Furthermore, total investment income was down 31,9% due to the interest rate environment and fair value losses, with gross insurance liabilities increasing by 27,2%. In 2020, the market share of the 10 largest insurers by GWP amounted to 73,8%.

“While we expected worse for the non-life insurance industry and although it survived what could be considered a one-in-100 year event with insurers and reinsurers protecting their customers, there are some very real considerations for this sector into the year to come,” says Danckwerts.

“The combination of a hardening insurance market, ‘lower for longer’ interest rates and larger than forecasted losses would make insurance cover more expensive for long-term risks in third-party liability and other lines. This will have a knock-on effect on policyholders as insurers seek higher premiums to recover this cost.

“We can expect that insurers will continue prioritising digital transformation for customers and intermediaries where leading players are already moving decisively on their direct digital-sales channels while also boosting agent productivity through better digital tooling and customer self-service,” says Danckwerts.

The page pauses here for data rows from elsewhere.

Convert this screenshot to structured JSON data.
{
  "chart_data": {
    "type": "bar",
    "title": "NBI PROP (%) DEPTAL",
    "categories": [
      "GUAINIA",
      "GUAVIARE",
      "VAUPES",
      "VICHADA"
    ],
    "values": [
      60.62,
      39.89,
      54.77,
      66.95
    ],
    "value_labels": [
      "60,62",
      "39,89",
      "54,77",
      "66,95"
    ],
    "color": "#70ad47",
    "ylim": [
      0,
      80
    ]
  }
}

As we move forward, a few key themes have emerged with insurers focusing on key learnings in terms of planning and dealing with channel overloads, optimising digital advancements to keep pace with emerging risks, stronger scenario planning and stress testing and social responsibility – making sure they are listening to their policyholders to mitigate any brand fallout.

“A key theme has emerged overall; with the fast pace of change in the inter-connected world we live in today we can place less reliance on past data to predict future outcomes. It is time to put a spotlight on the events that we call “one-in-200-year events” with a vision of what the future might look like and how this might differ from our limited understanding of historic events,” states Danckwerts.

“For the greater good of our communities, insurers need to remain vigilant and keep on improving their modelling of extreme events. Management and boards need to keep challenging themselves in this respect and ensure that risk and reward are well balanced. So, are we out of the woods? Nearly – there is still some ground to cover, and it is good to see that insurers are adapting faster and becoming more agile.”